You can think of AI security across three layers:
1. **AI platform** – The underlying infrastructure, models, and platform services (for example, Azure AI or the platform behind Copilot).
2. **AI application** – The software your organization builds or configures to use AI productively and securely (e.g., custom apps, plugins, integrations).
3. **AI usage** – How people in your organization actually use AI, including what data they provide and how they interpret and act on outputs.
How responsibilities typically break down by deployment model:
### 1. Infrastructure as a Service (IaaS) – “Build your own model”
- **Provider (e.g., Microsoft on Azure)**:
- Secures the core cloud infrastructure (compute, storage, networking).
- Provides baseline security capabilities and compliance controls.
- **Your organization**:
- Designs, trains, and secures the AI models themselves.
- Manages training data governance, including quality, lineage, and protection.
- Secures the applications that use the models (identity, access, input/output handling).
- Implements monitoring, incident response, and risk management for the AI stack.

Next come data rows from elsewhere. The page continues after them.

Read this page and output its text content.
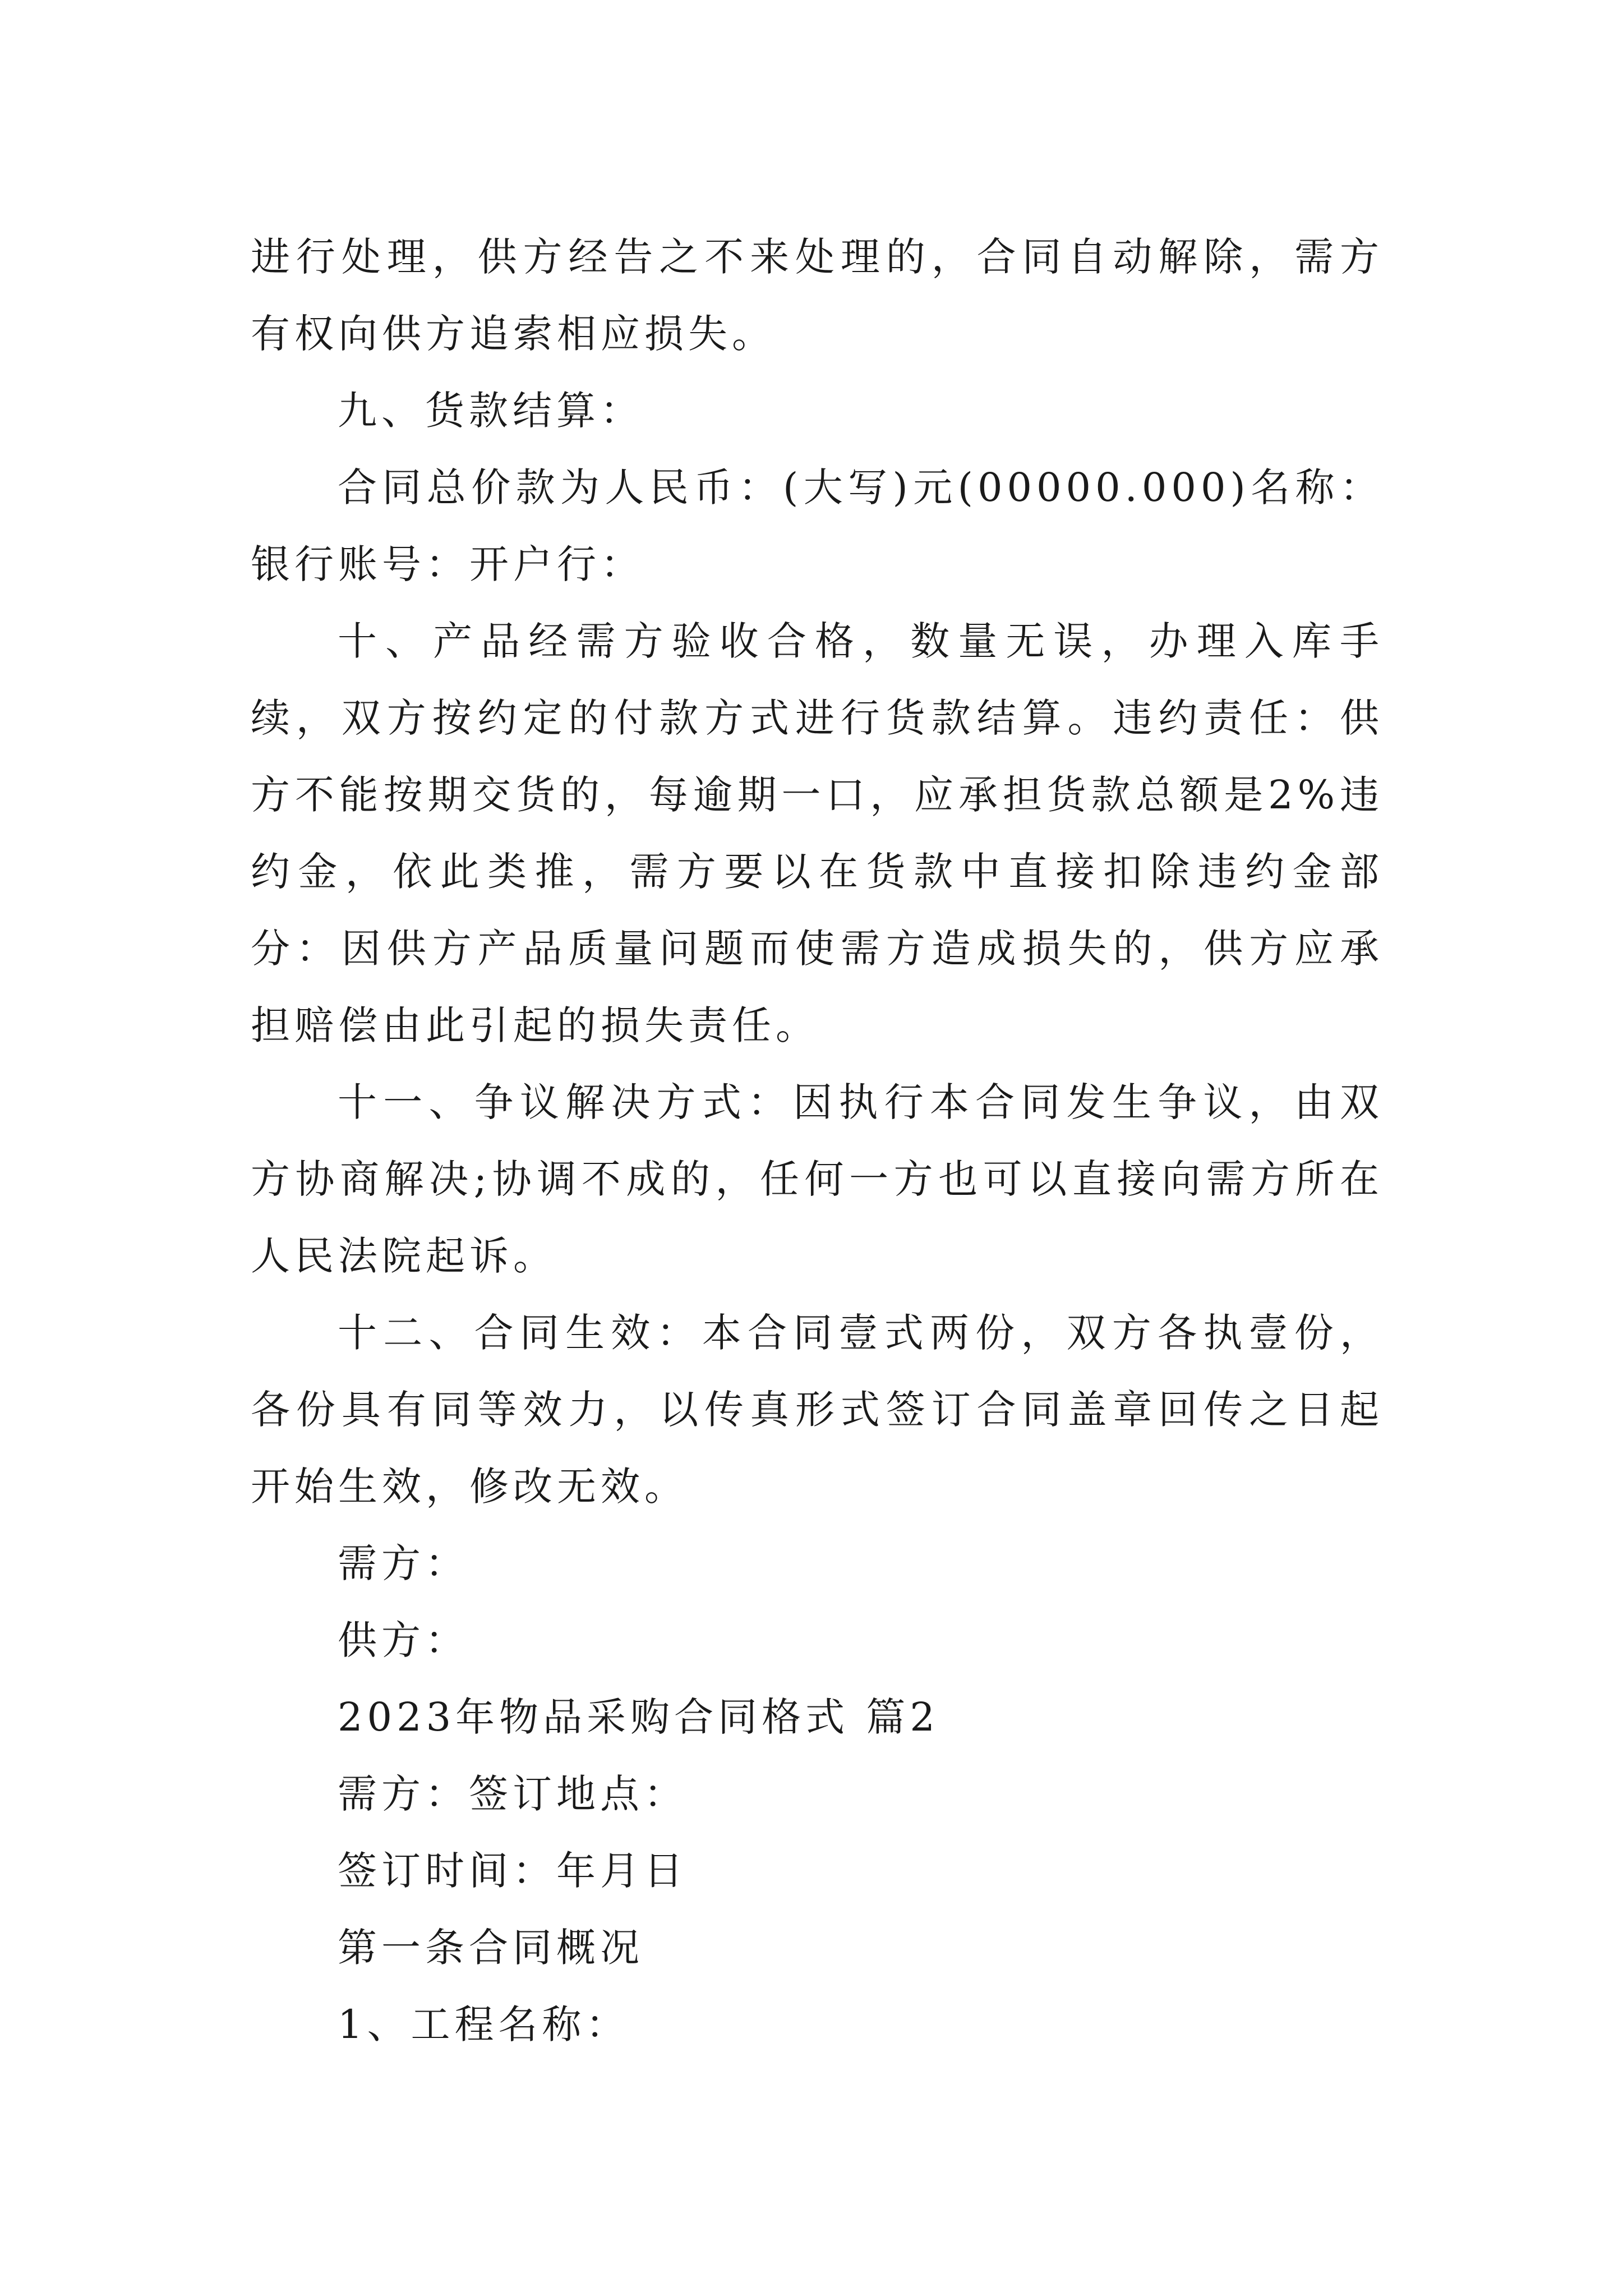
进行处理，供方经告之不来处理的，合同自动解除，需方有权向供方追索相应损失。

九、货款结算：

合同总价款为人民币：(大写)元(00000.000)名称：银行账号：开户行：

十、产品经需方验收合格，数量无误，办理入库手续，双方按约定的付款方式进行货款结算。违约责任：供方不能按期交货的，每逾期一口，应承担货款总额是2%违约金，依此类推，需方要以在货款中直接扣除违约金部分：因供方产品质量问题而使需方造成损失的，供方应承担赔偿由此引起的损失责任。

十一、争议解决方式：因执行本合同发生争议，由双方协商解决;协调不成的，任何一方也可以直接向需方所在人民法院起诉。

十二、合同生效：本合同壹式两份，双方各执壹份，各份具有同等效力，以传真形式签订合同盖章回传之日起开始生效，修改无效。

需方：

供方：

2023年物品采购合同格式 篇2

需方：签订地点：

签订时间：年月日

第一条合同概况

1、工程名称：
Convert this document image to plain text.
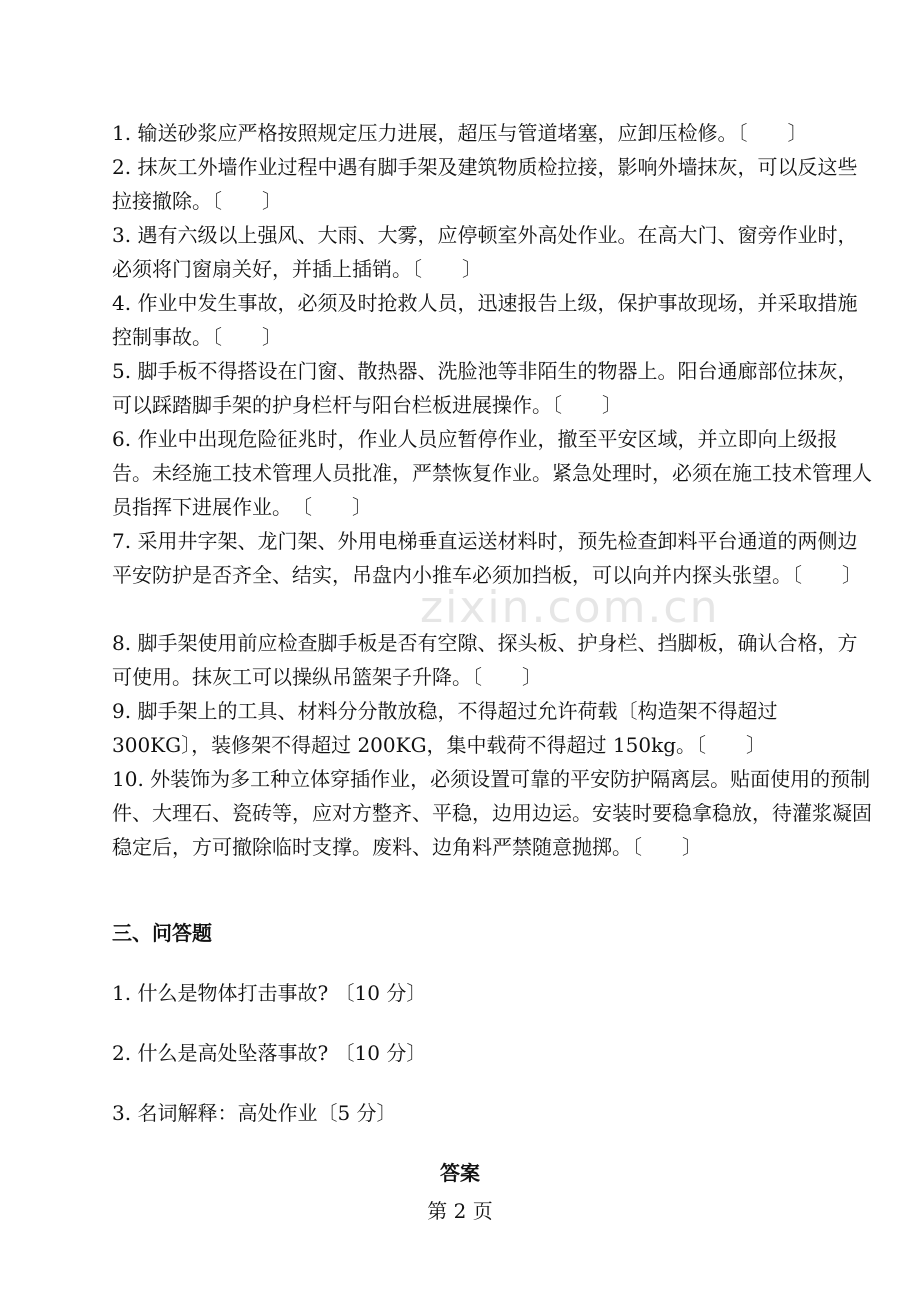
zixin.com.cn
1. 输送砂浆应严格按照规定压力进展，超压与管道堵塞，应卸压检修。〔　　〕
2. 抹灰工外墙作业过程中遇有脚手架及建筑物质检拉接，影响外墙抹灰，可以反这些拉接撤除。〔　　〕
3. 遇有六级以上强风、大雨、大雾，应停顿室外高处作业。在高大门、窗旁作业时，必须将门窗扇关好，并插上插销。〔　　〕
4. 作业中发生事故，必须及时抢救人员，迅速报告上级，保护事故现场，并采取措施控制事故。〔　　〕
5. 脚手板不得搭设在门窗、散热器、洗脸池等非陌生的物器上。阳台通廊部位抹灰，可以踩踏脚手架的护身栏杆与阳台栏板进展操作。〔　　〕
6. 作业中出现危险征兆时，作业人员应暂停作业，撤至平安区域，并立即向上级报告。未经施工技术管理人员批准，严禁恢复作业。紧急处理时，必须在施工技术管理人员指挥下进展作业。　〔　　〕
7. 采用井字架、龙门架、外用电梯垂直运送材料时，预先检查卸料平台通道的两侧边平安防护是否齐全、结实，吊盘内小推车必须加挡板，可以向并内探头张望。〔　　〕
8. 脚手架使用前应检查脚手板是否有空隙、探头板、护身栏、挡脚板，确认合格，方可使用。抹灰工可以操纵吊篮架子升降。〔　　〕
9. 脚手架上的工具、材料分分散放稳，不得超过允许荷载〔构造架不得超过300KG〕，装修架不得超过 200KG，集中载荷不得超过 150kg。〔　　〕
10. 外装饰为多工种立体穿插作业，必须设置可靠的平安防护隔离层。贴面使用的预制件、大理石、瓷砖等，应对方整齐、平稳，边用边运。安装时要稳拿稳放，待灌浆凝固稳定后，方可撤除临时支撑。废料、边角料严禁随意抛掷。〔　　〕
三、问答题
1. 什么是物体打击事故? 〔10 分〕
2. 什么是高处坠落事故? 〔10 分〕
3. 名词解释：高处作业〔5 分〕
答案
第 2 页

### 2. Platform as a Service (PaaS) – “Build on Azure AI”
- **Provider**:
- Delivers and secures the AI platform and many embedded safety and security controls.
- Manages model hosting, scaling, and core platform reliability.
- **Your organization**:
- Builds and secures the custom application layer (business logic, plugins, integrations).
- Governs how data flows into and out of the AI services.
- Configures and enforces identity, access, and data protection policies.
- Trains users and defines acceptable use.
### 3. Software as a Service (SaaS) – “Use managed AI like Copilot”
- **Provider**:
- Operates and secures the full AI service, including model safety, platform controls, and core application features.
- Implements built‑in protections such as respecting identity models, sensitivity labels, retention policies, and audit capabilities (for example, how Microsoft Copilot is designed).
- **Your organization**:
- Decides how and where the service is used in the business.
- Manages user identities, roles, and access rights.
- Applies data security and governance policies to the content the service can reach.
- Provides user training, usage policies, and oversight.
Across all models, your organization consistently owns:
- **AI usage**: user training, acceptable use policies, and escalation paths for suspicious activity.
- **Identity and access management**: who can use which AI capabilities and what data they can reach.
- **Data security and governance**: classification, labeling, encryption, and lifecycle management of your data.
To operationalize this model, it helps to focus on three control pillars:
1. **Data access controls** – APIs, ACLs, and labeling to govern who and what can access which data.
2. **Application controls** – Policies and safeguards that manage how applications interact with data and models (e.g., plugin governance, input/output filtering).
3. **AI model controls** – Measures to prevent unintended disclosures or misuse at the model level, including safety systems and monitoring.
By mapping these responsibilities clearly with your AI providers, you can avoid gaps, reduce duplicated effort, and build AI systems that are both productive and resilient.